3 – Always stay top of cross-border regulatory changes
In recent months, the Chinese government has issued a slew of new regulations which have changed the game for both gray-market ‘daigou’ sellers and those selling through cross-border e-commerce.

For one, China’s new comprehensive e-commerce law (effective since January 1st, 2019) cracks down on daigou sellers by forcing them to register as businesses and file tax returns. If you’re a retailer that relies heavily on daigou for your revenues, then you should consider alternatives because this market is likely to shrink in 2019.

China is also expanding the scope for cross-border e-commerce because this channel can be better tracked and taxed, when compared to gray-market daigou purchases. It also makes it easier for the government to regulate and protect consumers from fake goods, since they’re purchasing directly from overseas brands and retailers.

In November, the government raised limits on CBEC purchases from 2,000 RMB ($289) per transaction and 20,000 RMB ($2890) per year to 5,000 RMB ($745) and 26,000 RMB ($3875), respectively. The government at the same time lowered import duties on inbound postal shipments. Postal duties for the top two tax brackets were reduced from 30 percent and 60 percent to 25 percent and 50 percent respectively.

4 – Beware of the changing e-commerce environmentIn 2018, several retailers announced the closing of their Tmall stores, with some opting to exit the China market altogether.

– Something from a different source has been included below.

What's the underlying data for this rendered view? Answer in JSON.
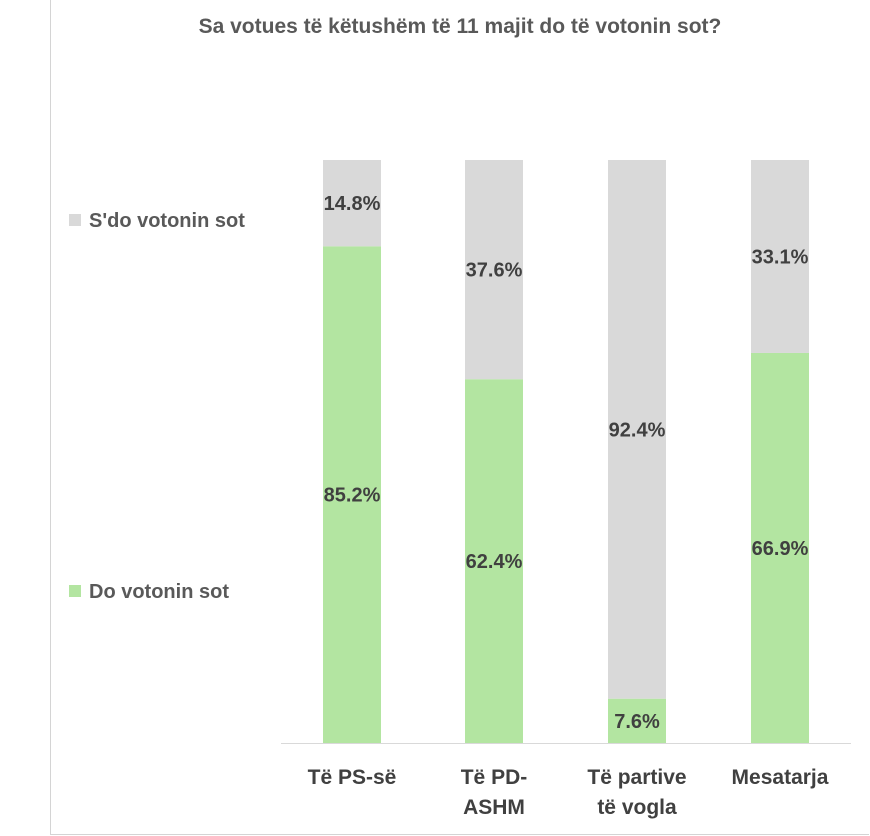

US department store chain Macy’s, British apparel retailer New Look, and Hong Kong health & beauty chain Watson’s are the latest players to announcetheir departures from Tmall, likely due to lackluster Singles Day sales and high commission fees.

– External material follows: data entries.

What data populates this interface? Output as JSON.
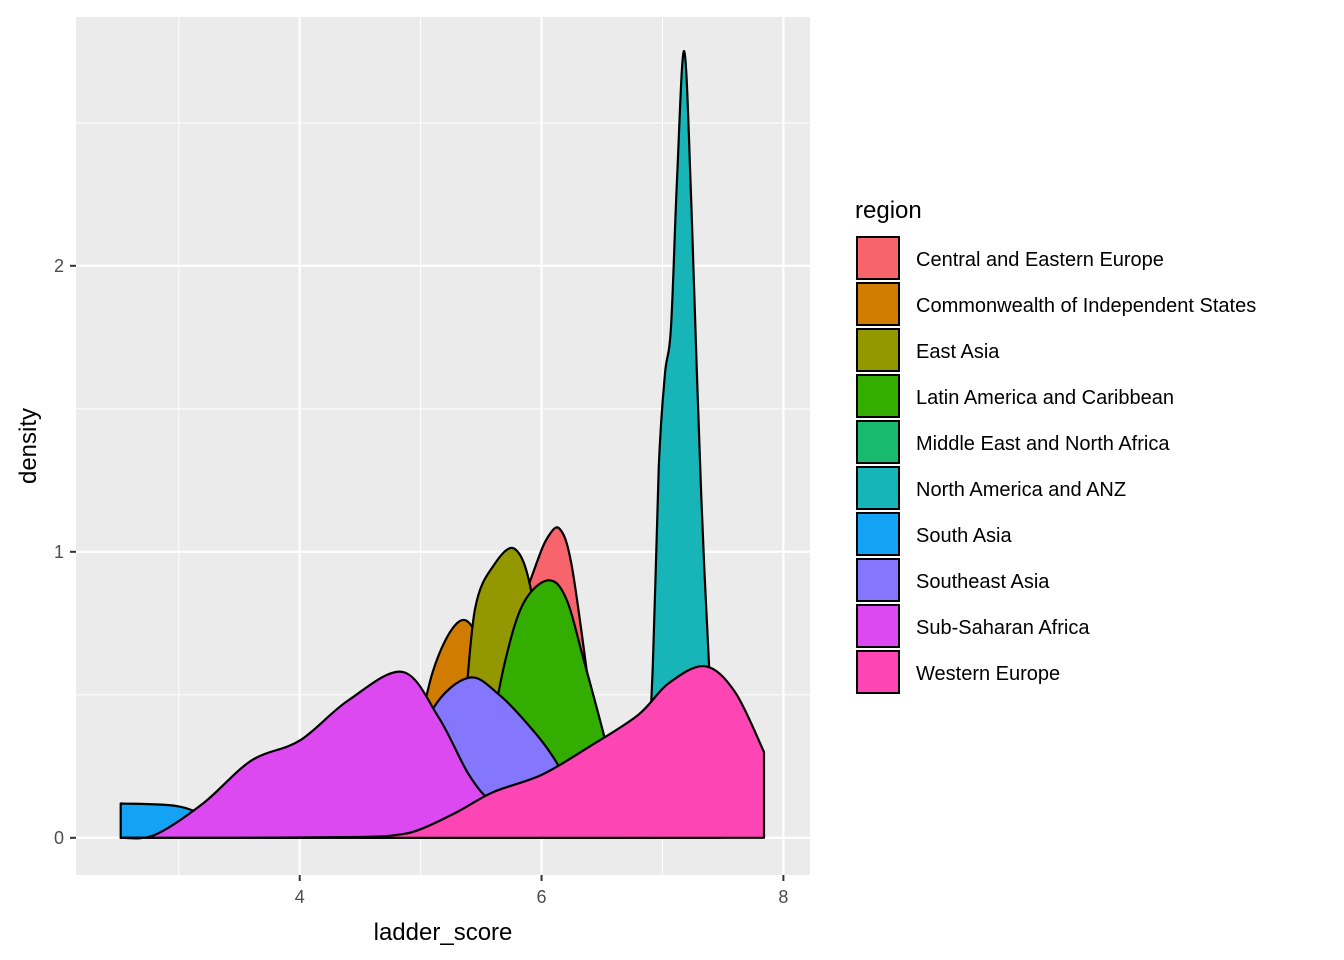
{
  "chart_data": {
    "type": "area",
    "subtype": "density",
    "xlabel": "ladder_score",
    "ylabel": "density",
    "xlim": [
      2.52,
      7.84
    ],
    "ylim": [
      0,
      2.75
    ],
    "x_ticks": [
      4,
      6,
      8
    ],
    "y_ticks": [
      0,
      1,
      2
    ],
    "grid": true,
    "legend": {
      "title": "region",
      "position": "right"
    },
    "series": [
      {
        "name": "South Asia",
        "color": "#14A3F4",
        "x": [
          2.52,
          3.0,
          3.3,
          3.6,
          3.85,
          4.0
        ],
        "y": [
          0.12,
          0.11,
          0.06,
          0.02,
          0.005,
          0.0
        ]
      },
      {
        "name": "Commonwealth of Independent States",
        "color": "#CF7C00",
        "x": [
          4.7,
          4.9,
          5.1,
          5.3,
          5.45,
          5.6,
          5.75
        ],
        "y": [
          0.0,
          0.22,
          0.58,
          0.75,
          0.72,
          0.5,
          0.2
        ]
      },
      {
        "name": "Central and Eastern Europe",
        "color": "#F8646B",
        "x": [
          5.2,
          5.5,
          5.75,
          5.95,
          6.05,
          6.15,
          6.25,
          6.4,
          6.55
        ],
        "y": [
          0.0,
          0.3,
          0.7,
          0.95,
          1.05,
          1.08,
          0.95,
          0.5,
          0.0
        ]
      },
      {
        "name": "East Asia",
        "color": "#939800",
        "x": [
          5.2,
          5.35,
          5.45,
          5.6,
          5.78,
          5.92,
          6.05,
          6.15
        ],
        "y": [
          0.0,
          0.4,
          0.8,
          0.95,
          1.01,
          0.85,
          0.4,
          0.0
        ]
      },
      {
        "name": "Latin America and Caribbean",
        "color": "#33AD00",
        "x": [
          5.4,
          5.55,
          5.7,
          5.85,
          6.05,
          6.2,
          6.35,
          6.55,
          6.7
        ],
        "y": [
          0.0,
          0.3,
          0.62,
          0.82,
          0.9,
          0.84,
          0.62,
          0.3,
          0.0
        ]
      },
      {
        "name": "Middle East and North Africa",
        "color": "#18BA6E",
        "x": [
          4.5,
          5.0,
          5.5,
          6.0,
          6.5,
          7.0
        ],
        "y": [
          0.0,
          0.05,
          0.12,
          0.1,
          0.05,
          0.0
        ]
      },
      {
        "name": "North America and ANZ",
        "color": "#17B5B8",
        "x": [
          6.85,
          6.92,
          6.97,
          7.02,
          7.07,
          7.12,
          7.18,
          7.24,
          7.32,
          7.42,
          7.48
        ],
        "y": [
          0.0,
          0.6,
          1.3,
          1.62,
          1.78,
          2.3,
          2.75,
          2.2,
          1.2,
          0.3,
          0.0
        ]
      },
      {
        "name": "Southeast Asia",
        "color": "#8477FE",
        "x": [
          4.6,
          4.85,
          5.1,
          5.4,
          5.65,
          5.9,
          6.1,
          6.35,
          6.6
        ],
        "y": [
          0.0,
          0.18,
          0.45,
          0.56,
          0.5,
          0.39,
          0.28,
          0.1,
          0.0
        ]
      },
      {
        "name": "Sub-Saharan Africa",
        "color": "#DC49F1",
        "x": [
          2.52,
          2.8,
          3.2,
          3.6,
          4.0,
          4.4,
          4.85,
          5.15,
          5.4,
          5.6,
          5.9,
          6.2
        ],
        "y": [
          0.0,
          0.01,
          0.12,
          0.27,
          0.34,
          0.48,
          0.58,
          0.42,
          0.22,
          0.12,
          0.04,
          0.0
        ]
      },
      {
        "name": "Western Europe",
        "color": "#FD45B3",
        "x": [
          2.52,
          3.5,
          4.5,
          4.8,
          5.0,
          5.3,
          5.6,
          6.0,
          6.4,
          6.8,
          7.05,
          7.35,
          7.6,
          7.84
        ],
        "y": [
          0.0,
          0.0,
          0.003,
          0.01,
          0.03,
          0.09,
          0.16,
          0.22,
          0.32,
          0.43,
          0.54,
          0.6,
          0.51,
          0.3
        ]
      }
    ]
  }
}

This is partly because large platforms such as Tmall, JD.com, and Netease Kaola are increasingly procuring inventory in bulk, directly from brands and at reduced prices. This makes it difficult for multi-brand retailers on their platforms to compete since they oftentimes sell the same popular brands and it’s very easy for customers to compare prices online.

Big companies such as Tmall also benefit from economies of scale and can stock inventory in bonded warehouses in China, where they can be shipped out at a moment’s notice and arrive at their destinations within just a few days. An overseas retailer such as Macy’s in the US can take as long as 20 days to ship their orders to customers in China.

Retailers should think long and hard about how they can differentiate themselves, and whether their products are compelling enough for customers to wait for cross-border shipping.

5 – WeChat mini-stores may hold the key for smaller brands and retailers
Big brands such as Dior or Lancôme are launching innovative marketing campaigns on WeChat to drive traffic and sales to their mini-program stores. Some of the features that are being built into mini-programs to increase e-commerce conversion rates are cosmetics tutorials, live-streaming influencers, and interactive games.

WeChat now makes it feasible for brands to both push content and at the same time sell products, thus creating a closed loop of customer interactions that can be completed within the WeChat ecosystem. Mini-program stores are more visual and accessible, given their 10-megabyte size limit, making it easy for customers to share engaging promotions with one another.

Given WeChat’s large user base, mini-program stores may give a fighting chance to smaller brands who cannot get on larger marketplaces or don’t want to pay their high fees. Emerging US baby lotion brand Ever Eden and UK cosmetics retailer FeelUnique are also some of the first to launch cross-border WeChat mini-program stores, which are equipped with cross-border payment solutions and logistics tracking features for goods shipped from overseas.